27 May 2013

The Gospel: In Short-hand and Long-hand

St Paul DamascusIs your gospel big enough? I’ve been told a few times that the whole gospel is seen at the cross. And, I’ve been told that the return of Christ is emphatically not part of the gospel. These views are more common than they ought to be. Just what is the Good News?

Recently I read a paper by Margaret Mitchell (‘Rhetorical Shorthand in Pauline Argumentation: The Functions of “The Gospel” in the Corinthian Correspondence’) in which she argues that when Paul writes about the gospel he uses the term ‘the gospel’ (and synonymous terms and phrases) to represent the whole of what he understands to be the gospel. That might seem a prosaic point, but it’s linked to her second argument: that Paul uses single elements of the gospel narrative to evoke the wider whole; they are a kind of shorthand. So, for example, where Paul uses the phrase ‘the gospel of the cross’, this is not a definition of the gospel, but rather a synecdoche (a smaller part evoking a bigger whole).

The gospel is the gospel of the cross, but also the gospel of the resurrection and the gospel of the parousia.

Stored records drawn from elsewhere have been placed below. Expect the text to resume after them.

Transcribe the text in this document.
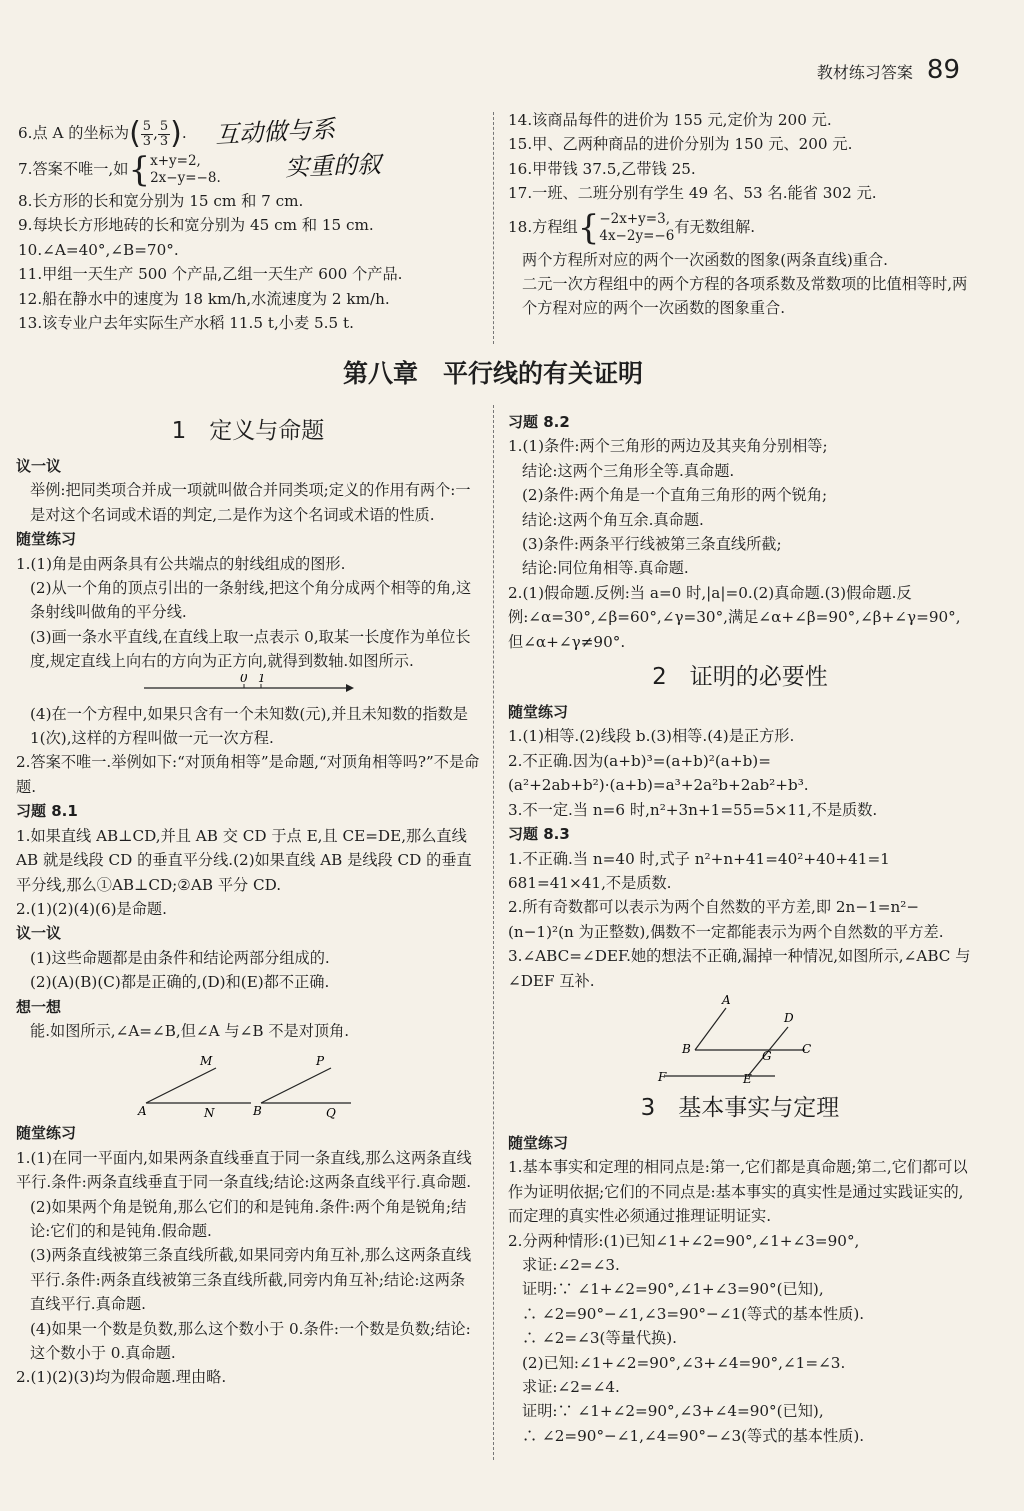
教材练习答案 89

6.点 A 的坐标为( $\frac{5}{3}$ , $\frac{5}{3}$ ).

7.答案不唯一,如{x+y=2,
2x−y=−8.

8.长方形的长和宽分别为 15 cm 和 7 cm.

9.每块长方形地砖的长和宽分别为 45 cm 和 15 cm.

10.∠A=40°,∠B=70°.

11.甲组一天生产 500 个产品,乙组一天生产 600 个产品.

12.船在静水中的速度为 18 km/h,水流速度为 2 km/h.

13.该专业户去年实际生产水稻 11.5 t,小麦 5.5 t.

互动做与系
实重的叙

14.该商品每件的进价为 155 元,定价为 200 元.

15.甲、乙两种商品的进价分别为 150 元、200 元.

16.甲带钱 37.5,乙带钱 25.

17.一班、二班分别有学生 49 名、53 名.能省 302 元.

18.方程组{−2x+y=3,
4x−2y=−6有无数组解.

两个方程所对应的两个一次函数的图象(两条直线)重合.

二元一次方程组中的两个方程的各项系数及常数项的比值相等时,两个方程对应的两个一次函数的图象重合.

第八章　平行线的有关证明
1　定义与命题

议一议

举例:把同类项合并成一项就叫做合并同类项;定义的作用有两个:一是对这个名词或术语的判定,二是作为这个名词或术语的性质.

随堂练习

1.(1)角是由两条具有公共端点的射线组成的图形.

(2)从一个角的顶点引出的一条射线,把这个角分成两个相等的角,这条射线叫做角的平分线.

(3)画一条水平直线,在直线上取一点表示 0,取某一长度作为单位长度,规定直线上向右的方向为正方向,就得到数轴.如图所示.

0 1

(4)在一个方程中,如果只含有一个未知数(元),并且未知数的指数是 1(次),这样的方程叫做一元一次方程.

2.答案不唯一.举例如下:“对顶角相等”是命题,“对顶角相等吗?”不是命题.

习题 8.1

1.如果直线 AB⊥CD,并且 AB 交 CD 于点 E,且 CE=DE,那么直线 AB 就是线段 CD 的垂直平分线.(2)如果直线 AB 是线段 CD 的垂直平分线,那么①AB⊥CD;②AB 平分 CD.

2.(1)(2)(4)(6)是命题.

议一议

(1)这些命题都是由条件和结论两部分组成的.

(2)(A)(B)(C)都是正确的,(D)和(E)都不正确.

想一想

能.如图所示,∠A=∠B,但∠A 与∠B 不是对顶角.

M
A	N
P
B	Q

随堂练习

1.(1)在同一平面内,如果两条直线垂直于同一条直线,那么这两条直线平行.条件:两条直线垂直于同一条直线;结论:这两条直线平行.真命题.

(2)如果两个角是锐角,那么它们的和是钝角.条件:两个角是锐角;结论:它们的和是钝角.假命题.

(3)两条直线被第三条直线所截,如果同旁内角互补,那么这两条直线平行.条件:两条直线被第三条直线所截,同旁内角互补;结论:这两条直线平行.真命题.

(4)如果一个数是负数,那么这个数小于 0.条件:一个数是负数;结论:这个数小于 0.真命题.

2.(1)(2)(3)均为假命题.理由略.

习题 8.2

1.(1)条件:两个三角形的两边及其夹角分别相等;

结论:这两个三角形全等.真命题.

(2)条件:两个角是一个直角三角形的两个锐角;

结论:这两个角互余.真命题.

(3)条件:两条平行线被第三条直线所截;

结论:同位角相等.真命题.

2.(1)假命题.反例:当 a=0 时,|a|=0.(2)真命题.(3)假命题.反例:∠α=30°,∠β=60°,∠γ=30°,满足∠α+∠β=90°,∠β+∠γ=90°,但∠α+∠γ≠90°.

2　证明的必要性

随堂练习

1.(1)相等.(2)线段 b.(3)相等.(4)是正方形.

2.不正确.因为(a+b)³=(a+b)²(a+b)=(a²+2ab+b²)·(a+b)=a³+2a²b+2ab²+b³.

3.不一定.当 n=6 时,n²+3n+1=55=5×11,不是质数.

习题 8.3

1.不正确.当 n=40 时,式子 n²+n+41=40²+40+41=1 681=41×41,不是质数.

2.所有奇数都可以表示为两个自然数的平方差,即 2n−1=n²−(n−1)²(n 为正整数),偶数不一定都能表示为两个自然数的平方差.

3.∠ABC=∠DEF.她的想法不正确,漏掉一种情况,如图所示,∠ABC 与∠DEF 互补.

A
D
B	G	C
F	E
3　基本事实与定理

随堂练习

1.基本事实和定理的相同点是:第一,它们都是真命题;第二,它们都可以作为证明依据;它们的不同点是:基本事实的真实性是通过实践证实的,而定理的真实性必须通过推理证明证实.

2.分两种情形:(1)已知∠1+∠2=90°,∠1+∠3=90°,

求证:∠2=∠3.

证明:∵ ∠1+∠2=90°,∠1+∠3=90°(已知),

∴ ∠2=90°−∠1,∠3=90°−∠1(等式的基本性质).

∴ ∠2=∠3(等量代换).

(2)已知:∠1+∠2=90°,∠3+∠4=90°,∠1=∠3.

求证:∠2=∠4.

证明:∵ ∠1+∠2=90°,∠3+∠4=90°(已知),

∴ ∠2=90°−∠1,∠4=90°−∠3(等式的基本性质).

Where Paul singles out individual elements of the gospel as shorthand, he does so for rhetorical purposes. So, the cross might be emphasised where Paul’s readers need most to be reminded of the self-giving humility of Jesus. The resurrection might be emphasised where the new life of the believer or ultimate victory over the battles of this life are in view.

Mitchell makes a really important point as to what, in Paul’s mind, are the elements of the gospel. They include the key narrative events that he rehearses in 1 Cor 15, for example:
For what I received I passed on to you as of first importance: that Christ died for our sins according to the Scriptures, that he was buried, that he was raised on the third day according to the Scriptures, and that he appeared to Peter, and then to the Twelve. After that, he appeared to more than five hundred of the brothers at the same time, most of whom are still living, though some have fallen asleep. Then he appeared to James, then to all the apostles, and last of all he appeared to me also, as to one abnormally born. 1 Cor 15:3-8
It’s worth noting that within this narrative gospel sweep, Paul includes his own encounter with the risen Lord. However, after writing the above, Paul quickly moves on to the return of the Christ and to the resurrection of God’s people. Mitchell writes about this:
In 15:23-28 Paul provides a fresh narrative of the events of the endtime, an example of the opposite literary tendency from shorthand: an expansion of the gospel narrative to respond to new questions which the gospel has engendered for those who seek to live it out in the present and look forward to the future. 74
For Paul, the elements of his gospel form a broad narrative sweep. Mitchell also concludes that the elements of the gospel cannot be easily separated, especially the cross and the resurrection. Writing abut 2 Corinthians 4, Mitchell concludes:
The synecdochical logic which lies behind 4:10-11 is that the death and resurrection of Christ are inseparable and constitute the indivisible unity of the kerygma. 78 (emphasis added)
I highlight this point (which can also be sustained by analysing the kerygmatic speeches of the apostles recorded in the New Testament) because evangelical understandings of the gospel have a tendency to neglect exactly this.

In 2 Corinthians 1:19 we find one of the most interesting uses of Pauline gospel shorthand. The gospel is here summarised as Jesus Christ himself as the Son of God.
For the Son of God, Jesus Christ, who was preached among you by me and Silas and Timothy. 2 Cor 1:19
And that is why the gospel, in Paul’s mind, is not merely circumscribed by the events of the death, resurrection and parousia of the Messiah. Whilst the death and resurrection of Jesus are the indivisible unity at the heart of the gospel, the gospel itself is the consummation of the story of God’s dealings with Israel within which the promise of a Son of God, a Messiah came. This story is in fact the story of God’s dealings with his world – something that has become clear in the Gospel of Jesus the Messiah.
…the gospel of God, which He promised beforehand through His prophets in the holy Scriptures, concerning His Son, who was born of a descendant of David according to the flesh, who was declared the Son of God with power by the resurrection from the dead, according to the Spirit of holiness, Jesus Christ our Lord. Rom 1:1-4
The Gospel of Jesus the Messiah sits within, and embraces, an even broader narrative sweep. The gospel is the Good News of how in Jesus Christ, God the Creator is putting his world to rights, reversing the curse, securing redemption for a new humanity through the forgiveness of sins. The incarnation, the life, atoning death, resurrection and return of Jesus are all part of The Gospel. So are the results of God’s decisive intervention in his world: the resurrection of human beings, the redemption of the creation, and in the here and now the presence and action of the Church in the world. The gospel good news is the message that God’s rule is being, and will be, re-established in all the earth. And that is why the gospel is ‘the gospel of the kingdom’ (Matt 4:23; 9:35; 24:14; Lk 16:16).